The project aims to streamline policy interventions, investment diagnostics and investment development across three sectors of tourism, logistics and grain. But tourism, one of Uganda’s highest-potential industries, is receiving heightened attention as the country works towards the ambitious tenfold growth target outlined under Vision 2040 and the National Development Plan IV (NDP IV).
Speaking at the workshop, Jacqueline Pimer, Project Coordinator for the SB4U project, said the meeting was designed to bring all key actors into one room to consolidate existing strategies created by government, private associations and donor agencies.
“We want to create a single, harmonised working platform and work plan that will be updated annually,” she explained.
“This will allow us to track what government is delivering, what the private sector is undertaking and how development partners are supporting these efforts.”
Pimer revealed that a recent diagnostic assessment of Uganda’s tourism sector uncovered numerous parallel initiatives operating with different targets and priorities, fragmentation that has limited impact and led to duplication.
“Uganda already has a Tourism Master Plan, a new Tourism Policy and several ongoing development programmes but without coordination, the opportunities remain under exploited,” she noted.
The workshop, she said, aims to ensure all actors align around shared priorities and channel resources toward catalytic interventions.
“Government cannot continue to prepare a meal that the intended beneficiaries do not want. Tourism is a private-sector–driven industry, and our interventions must be guided by private- sector priorities.”
The private sector echoed this call for coordinated implementation. Denis Ntege, a tour operator and Secretary of the Uganda Tourism Association (UTA), highlighted that private tourism actors were evaluating the Tourism Master Plan and Tourism Development Plan to extract the most urgent priorities for the coming financial year.
“We are analysing marketing, governance and regulation, quality assurance, culture and conservation. As tour operators, our primary focus is market penetration whereby we are present in major tourism markets and wooing potential visitors. But we also need strong conservation and public-private partnerships where each side supports where it is strongest,” he said.
For government, the workshop marked a timely opportunity to bridge funding gaps that have stalled key tourism interventions. Denis Ojok, Senior Statistician at the Ministry of Tourism, Wildlife and Antiquities acknowledged that while several priorities are clearly defined under NDP IV, many remain underfunded.

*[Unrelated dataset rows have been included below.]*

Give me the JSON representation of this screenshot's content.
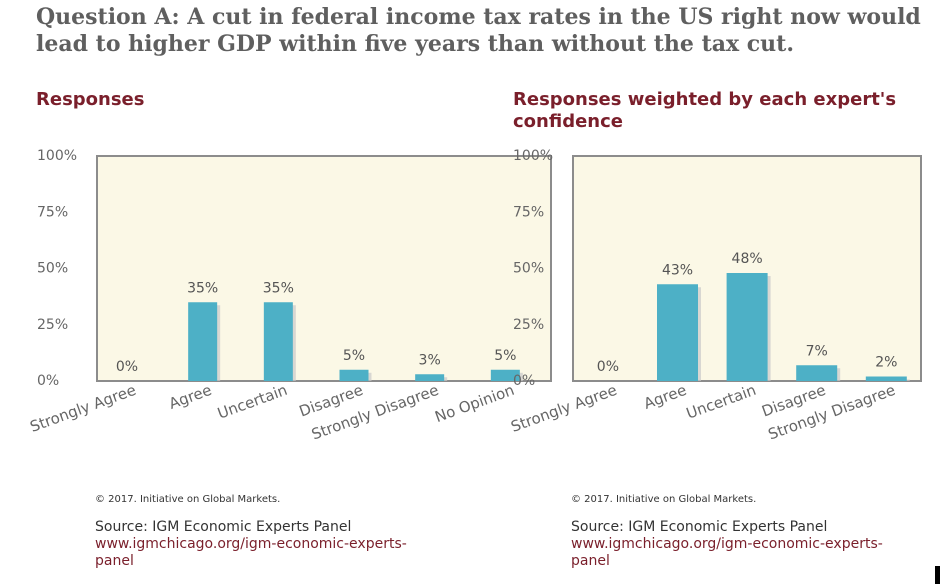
{
  "question": "Question A: A cut in federal income tax rates in the US right now would lead to higher GDP within five years than without the tax cut.",
  "chart_data": [
    {
      "type": "bar",
      "title": "Responses",
      "categories": [
        "Strongly Agree",
        "Agree",
        "Uncertain",
        "Disagree",
        "Strongly Disagree",
        "No Opinion"
      ],
      "values": [
        0,
        35,
        35,
        5,
        3,
        5
      ],
      "value_labels": [
        "0%",
        "35%",
        "35%",
        "5%",
        "3%",
        "5%"
      ],
      "y_ticks": [
        "100%",
        "75%",
        "50%",
        "25%",
        "0%"
      ],
      "ylim": [
        0,
        100
      ],
      "xlabel": "",
      "ylabel": "",
      "bar_color": "#4db0c6",
      "plot_bg": "#fbf8e6",
      "copyright": "© 2017. Initiative on Global Markets.",
      "source": "Source: IGM Economic Experts Panel",
      "url": "www.igmchicago.org/igm-economic-experts-panel"
    },
    {
      "type": "bar",
      "title": "Responses weighted by each expert's confidence",
      "title_lines": [
        "Responses weighted by each expert's",
        "confidence"
      ],
      "categories": [
        "Strongly Agree",
        "Agree",
        "Uncertain",
        "Disagree",
        "Strongly Disagree"
      ],
      "values": [
        0,
        43,
        48,
        7,
        2
      ],
      "value_labels": [
        "0%",
        "43%",
        "48%",
        "7%",
        "2%"
      ],
      "y_ticks": [
        "100%",
        "75%",
        "50%",
        "25%",
        "0%"
      ],
      "ylim": [
        0,
        100
      ],
      "xlabel": "",
      "ylabel": "",
      "bar_color": "#4db0c6",
      "plot_bg": "#fbf8e6",
      "copyright": "© 2017. Initiative on Global Markets.",
      "source": "Source: IGM Economic Experts Panel",
      "url": "www.igmchicago.org/igm-economic-experts-panel"
    }
  ]
}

“We welcome ITC’s support to help us implement activities such as promoting destination Uganda, reviewing the tourism policy and upgrading the Tourism Master Plan. The ITC intends to bring in about 8 million Euros specifically for tourism development and private-sector- driven market initiatives,” Ojok said.
The Uganda Tourism Board (UTB) emphasised the importance of aligning budget priorities for the 2026/27 financial year with private-sector needs. Samora Semakula, UTB’s Quality Assurance Manager, said the discussions revealed critical gaps in capacity across the tourism value chain that must be addressed to achieve the country’s long-term tourism ambitions.

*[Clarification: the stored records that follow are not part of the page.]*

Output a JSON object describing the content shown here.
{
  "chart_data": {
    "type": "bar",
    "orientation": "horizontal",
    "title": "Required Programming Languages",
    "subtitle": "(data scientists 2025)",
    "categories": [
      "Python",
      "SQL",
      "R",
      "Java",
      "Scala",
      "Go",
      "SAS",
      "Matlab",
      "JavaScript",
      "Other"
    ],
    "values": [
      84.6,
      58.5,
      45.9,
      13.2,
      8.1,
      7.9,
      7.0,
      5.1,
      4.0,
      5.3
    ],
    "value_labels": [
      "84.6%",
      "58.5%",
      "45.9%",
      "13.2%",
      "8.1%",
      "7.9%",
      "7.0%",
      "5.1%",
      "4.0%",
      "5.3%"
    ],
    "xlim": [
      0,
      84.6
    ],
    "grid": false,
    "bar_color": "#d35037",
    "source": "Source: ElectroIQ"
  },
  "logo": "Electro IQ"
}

Guest speaker Lily Ajarova, Senior Presidential Advisor on Tourism, underscored tourism’s role as a driver of economic recovery and long-term transformation. She reaffirmed the government’s target of achieving tenfold tourism growth within the next decade.
She stressed the need to strengthening and diversifying our tourism products, supporting small, medium and community tourism enterprises and embracing innovations such as experiential driven travel, digital visibility and creative economy to remain relevant and competitive.